You can’t have too many stories about New Zealand, I always say. At least I’ve said it a lot since I realized that three stories in this issue have ties to the island nation. Take "Going to Extremes", which documents the extraordinary efforts of scientists trying to save the kakapo, an extremely endangered flightless parrot in New Zealand. Then we have two stories about native sons of New Zealand’s North Island (pop. 2.8 million). They are "Clutch Shot Clinches Fall Classic", about George Silk’s exuberant photograph of the 1960 World Series, and "Politically Correct", about artist Peter Waddell’s carefully researched—and charming—paintings of the U.S. Capitol.

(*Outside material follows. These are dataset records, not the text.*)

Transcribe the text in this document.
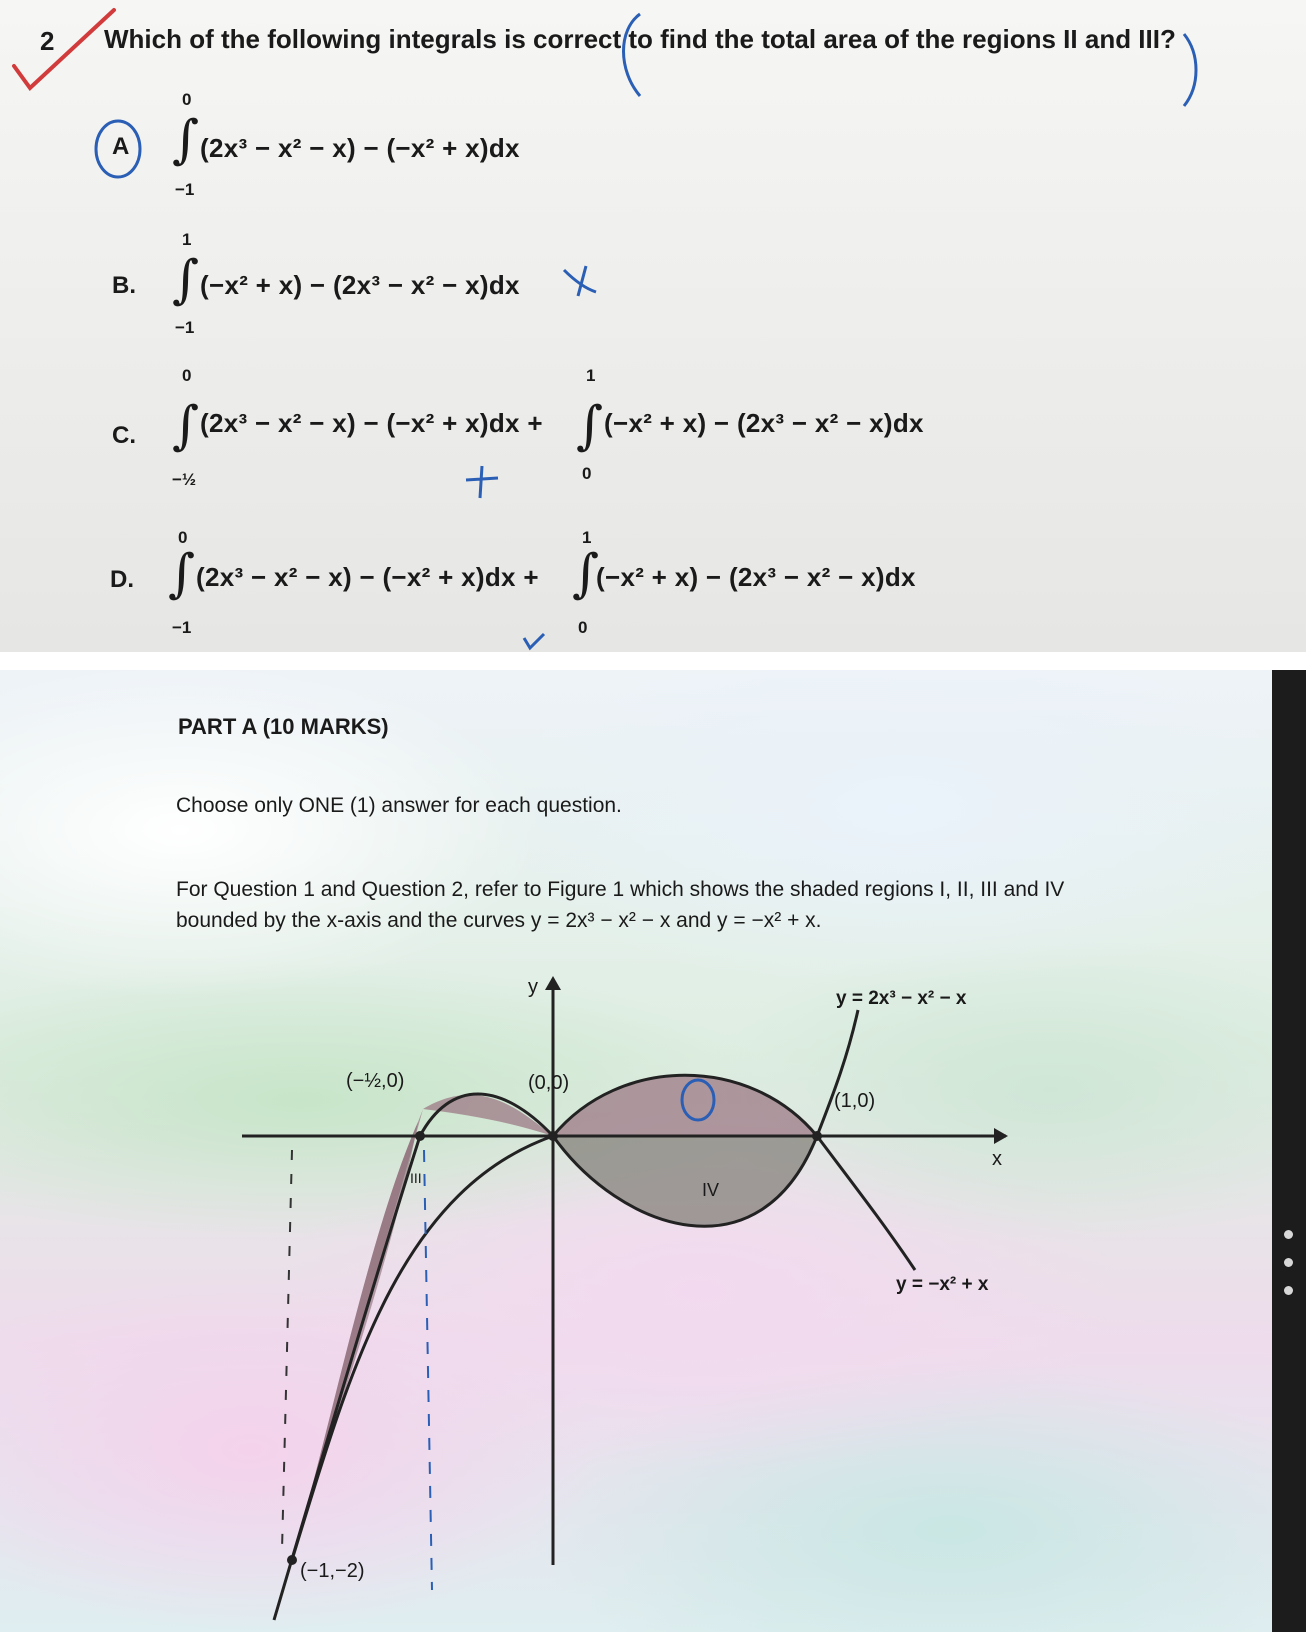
2 Which of the following integrals is correct to find the total area of the regions II and III?
A
0
∫
−1
(2x³ − x² − x) − (−x² + x)dx
B.
1
∫
−1
(−x² + x) − (2x³ − x² − x)dx
C.
0
∫
−½
(2x³ − x² − x) − (−x² + x)dx +
1
∫
0
(−x² + x) − (2x³ − x² − x)dx
D.
0
∫
−1
(2x³ − x² − x) − (−x² + x)dx +
1
∫
0
(−x² + x) − (2x³ − x² − x)dx
PART A (10 MARKS)
Choose only ONE (1) answer for each question.
For Question 1 and Question 2, refer to Figure 1 which shows the shaded regions I, II, III and IV bounded by the x-axis and the curves y = 2x³ − x² − x and y = −x² + x.
y
x
y = 2x³ − x² − x
y = −x² + x
(−½,0)	(0,0)
(1,0)
(−1,−2)
III
IV
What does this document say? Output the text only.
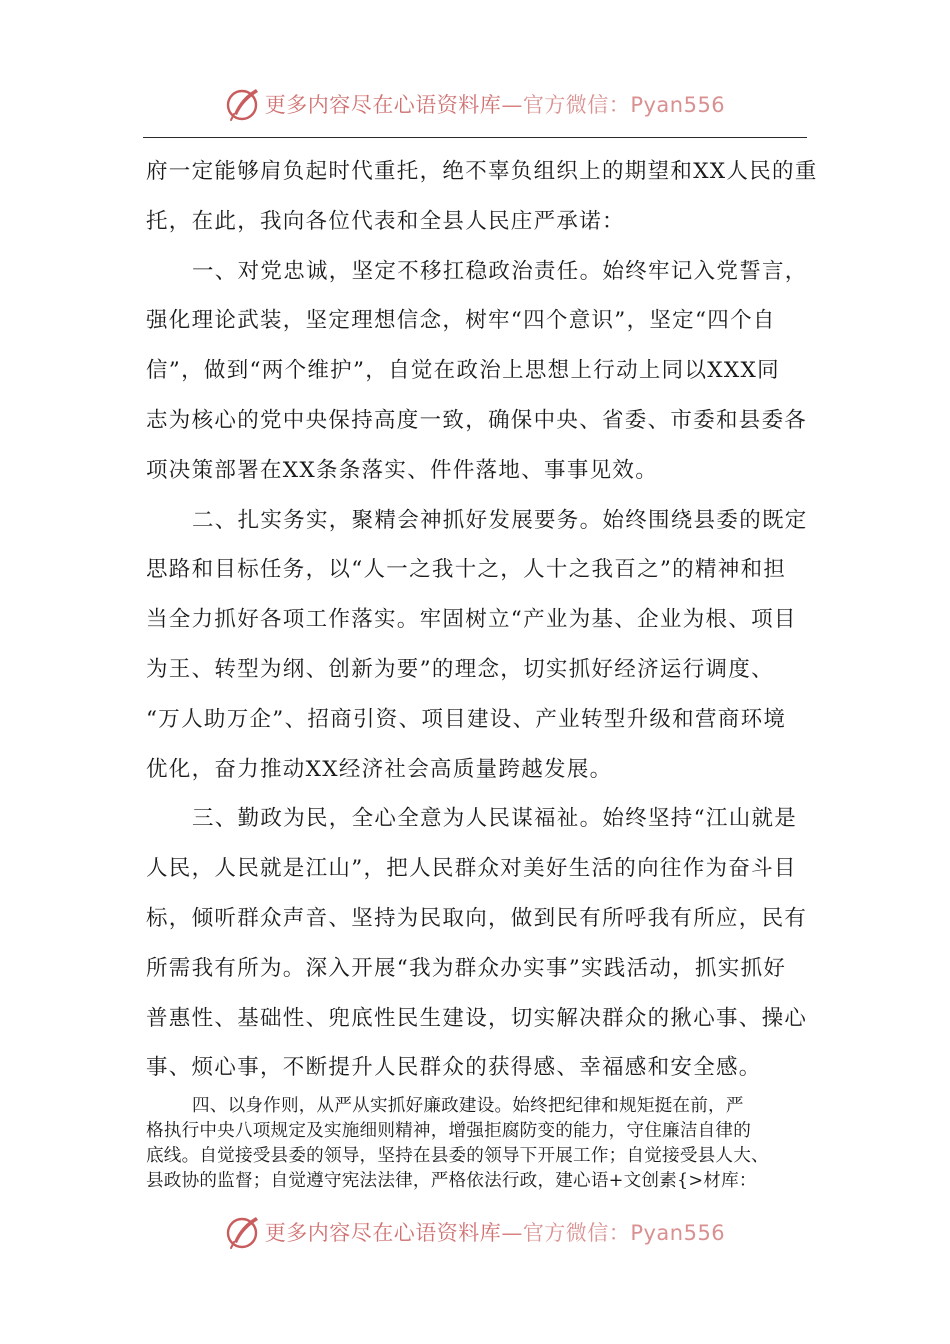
更多内容尽在心语资料库—官方微信：Pyan556
府一定能够肩负起时代重托，绝不辜负组织上的期望和XX人民的重
托，在此，我向各位代表和全县人民庄严承诺：
一、对党忠诚，坚定不移扛稳政治责任。始终牢记入党誓言，
强化理论武装，坚定理想信念，树牢“四个意识”，坚定“四个自
信”，做到“两个维护”，自觉在政治上思想上行动上同以XXX同
志为核心的党中央保持高度一致，确保中央、省委、市委和县委各
项决策部署在XX条条落实、件件落地、事事见效。
二、扎实务实，聚精会神抓好发展要务。始终围绕县委的既定
思路和目标任务，以“人一之我十之，人十之我百之”的精神和担
当全力抓好各项工作落实。牢固树立“产业为基、企业为根、项目
为王、转型为纲、创新为要”的理念，切实抓好经济运行调度、
“万人助万企”、招商引资、项目建设、产业转型升级和营商环境
优化，奋力推动XX经济社会高质量跨越发展。
三、勤政为民，全心全意为人民谋福祉。始终坚持“江山就是
人民，人民就是江山”，把人民群众对美好生活的向往作为奋斗目
标，倾听群众声音、坚持为民取向，做到民有所呼我有所应，民有
所需我有所为。深入开展“我为群众办实事”实践活动，抓实抓好
普惠性、基础性、兜底性民生建设，切实解决群众的揪心事、操心
事、烦心事，不断提升人民群众的获得感、幸福感和安全感。
四、以身作则，从严从实抓好廉政建设。始终把纪律和规矩挺在前，严
格执行中央八项规定及实施细则精神，增强拒腐防变的能力，守住廉洁自律的
底线。自觉接受县委的领导，坚持在县委的领导下开展工作；自觉接受县人大、
县政协的监督；自觉遵守宪法法律，严格依法行政，建心语+文创素{>材库：
更多内容尽在心语资料库—官方微信：Pyan556
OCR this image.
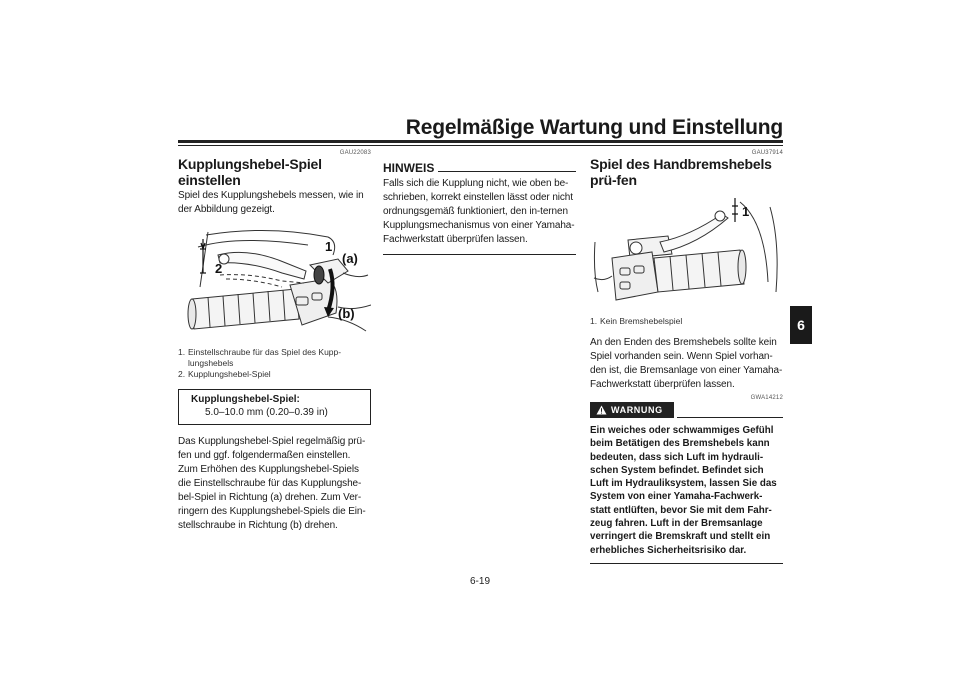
Regelmäßige Wartung und Einstellung
6
GAU22083
Kupplungshebel-Spiel einstellen

Spiel des Kupplungshebels messen, wie in der Abbildung gezeigt.

1
2
(a)
(b)
1. Einstellschraube für das Spiel des Kupp-lungshebels
2. Kupplungshebel-Spiel
Kupplungshebel-Spiel:
5.0–10.0 mm (0.20–0.39 in)

Das Kupplungshebel-Spiel regelmäßig prü-fen und ggf. folgendermaßen einstellen. Zum Erhöhen des Kupplungshebel-Spiels die Einstellschraube für das Kupplungshe-bel-Spiel in Richtung (a) drehen. Zum Ver-ringern des Kupplungshebel-Spiels die Ein-stellschraube in Richtung (b) drehen.

HINWEIS

Falls sich die Kupplung nicht, wie oben be-schrieben, korrekt einstellen lässt oder nicht ordnungsgemäß funktioniert, den in-ternen Kupplungsmechanismus von einer Yamaha-Fachwerkstatt überprüfen lassen.

GAU37914
Spiel des Handbremshebels prü-fen
1
1. Kein Bremshebelspiel

An den Enden des Bremshebels sollte kein Spiel vorhanden sein. Wenn Spiel vorhan-den ist, die Bremsanlage von einer Yamaha-Fachwerkstatt überprüfen lassen.

GWA14212
WARNUNG

Ein weiches oder schwammiges Gefühl beim Betätigen des Bremshebels kann bedeuten, dass sich Luft im hydrauli-schen System befindet. Befindet sich Luft im Hydrauliksystem, lassen Sie das System von einer Yamaha-Fachwerk-statt entlüften, bevor Sie mit dem Fahr-zeug fahren. Luft in der Bremsanlage verringert die Bremskraft und stellt ein erhebliches Sicherheitsrisiko dar.

6-19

How did we manage such a feat? Beats me, mate. In planning an issue, we try to achieve a perfect (and thus unattainable) balance of history, natural history, biography, science, the arts and travel, with a surprise or two thrown in. We also seek the right mixture of old and new, young and old, male and female, light and serious, and so on. But usually it’s not until we pin all of the proofs of scheduled stories to a wall that we discover, say, an overabundance of Mississippi catfish, a surfeit of New England seafarers or ...a Down Under trifecta. Not long ago, Michael Prager, of the Boston Globe, noted in a column that we’d used the word "physiognomy" in two stories in the same issue. (Doesn’t every magazine?) Sometimes, if the coincidence is distracting, we’ll substitute a different article at the last minute, but most of the time we just slap ourselves on the forehead and attribute it to the vagaries (and marvels) of chance in everyday life.
On a more serious note, I call your attention to "Learning from the Missile Crisis", about the dangerous standoff, 40 years ago this month, between the United States and the Soviet Union over Soviet nuclear missiles in Cuba. The article was written by Max Frankel, who covered the crisis for the New York Times and was unusually well qualified to do so, having previously been stationed in the newspaper’s Moscow and Havana bureaus. Frankel went on to become the Times’ executive editor, the paper’s highest editorial position. He was a direct observer of the events of October 1962—indeed, he participated in history as it unfolded, as he recounts here. His look back at that parlous moment is deeply instructive, for both the similarities and differences between then and our own fraught time.